その場合、ただ「ごめんなさい」と言うだけではなく、元の物を返し、さらに五分の一を加えて償うように命じられています。
ここには、罪は心の中だけで終わるものではなく、壊した関係をできるだけ回復する責任が伴うことが示されています。その上で、償いのささげ物を持って主の前に出るのです。神様は、表面だけ整えて済ませるのではなく、真実な悔い改めを求めておられます。

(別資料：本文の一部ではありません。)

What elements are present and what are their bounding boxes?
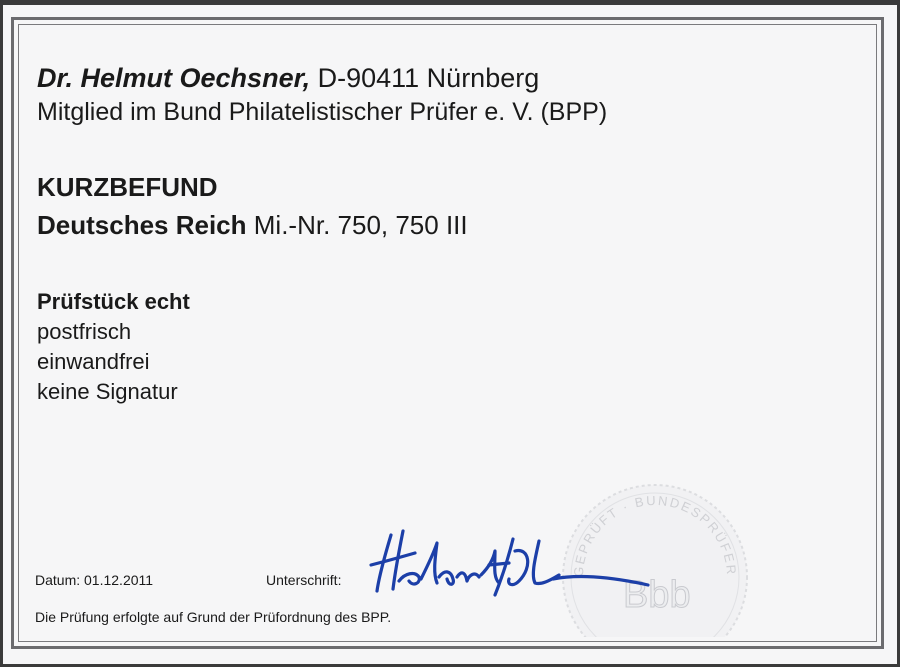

後半では、全焼のささげ物の火を絶やしてはならないこと、穀物のささげ物や罪のためのささげ物の取り扱いなどが記されます。特に「祭壇の火を絶やしてはならない」という命令は印象的です。礼拝は一時的な熱心さではなく、主の前で燃え続けるものだということです。
今日の私への適用は
はっきりしています。私は神様の前に祈る一方で、身近な人との関係に不誠実な部分を残していないでしょうか。また、主への礼拝の火が、忙しさや慣れの中で弱くなっていないでしょうか。神様が望んでおられるのは、正直に償うこと、関係を回復しようとすること、そして日々主を礼拝する火を絶やさないことです。小さな祈りでも、短い聖書の時間でも、主への火を今日も守り続けることが求められています。
マルコ13章
解説
マルコ13章は、主イエスが神殿の崩壊と終わりの時について語られる章です。弟子たちは壮大な神殿の建物に目を奪われていましたが、イエス様は「ここで石が崩されずに積まれたまま残ることはない」と言われました。人が「これなら安心」と思っているものも、永遠ではないということです。ここから主は、戦争、地震、飢饉、迫害、惑わしなど、終わりに向かう時代のしるしを語られます。
しかしこの章の中心は、未来の出来事を細かく予測することではありません。何度も繰り返されるのは、「惑わされないように」「目を覚ましていなさい」という呼びかけです。苦しいことが起こると、人はすぐ不安に支配されます。また、偽りの救い、偽りの希望に引き寄せられやすくなります。だからこそ主は、出来事そのものより、主の言葉にとどまることを重視されます。
また、福音はまずすべての国の人々に宣べ伝えられると言われます。終わりの時代の話の中にあっても、神様の関心はただ「さばき」ではなく、「救い」を届けることにあります。そして最後には、人の子が力と栄光を帯びて来られる希望が語られます。恐れだけで終わる章ではなく、主が最後に勝利されることを示す章なのです。
今日の私への適用は
私は、目に見える安定や世の情報に心を支配されていないでしょうか。不安な時代の中で、主の言葉よりも人の声を大きく聞いていないでしょうか。神様が望んでおられるのは、騒がず、眠り込まず、主に目を向けて生きることです。毎日の通読もその一つです。主の再臨を待ち望みながら、今日与えられた持ち場で忠実に立つこと、それがこの章からの大きな招きです。
今日のまとめ
レビ記6章は、神様が礼拝の形だけでなく、日常の誠実さと、主への火を絶やさない歩みを求めておられることを示します。
マルコ13章は、揺れる時代の中で、目に見えるものに安心を置くのではなく、主の言葉に立って目を覚まして生きるように教えます。
つまり今日の中心は、神の前でも人の前でも誠実に生き、どんな時代にも主を見失わないことです。主は、派手な成功より、日々の礼拝と忠実さを喜ばれます。今日も火を絶やさず、主を待ち望む者として歩みましょう。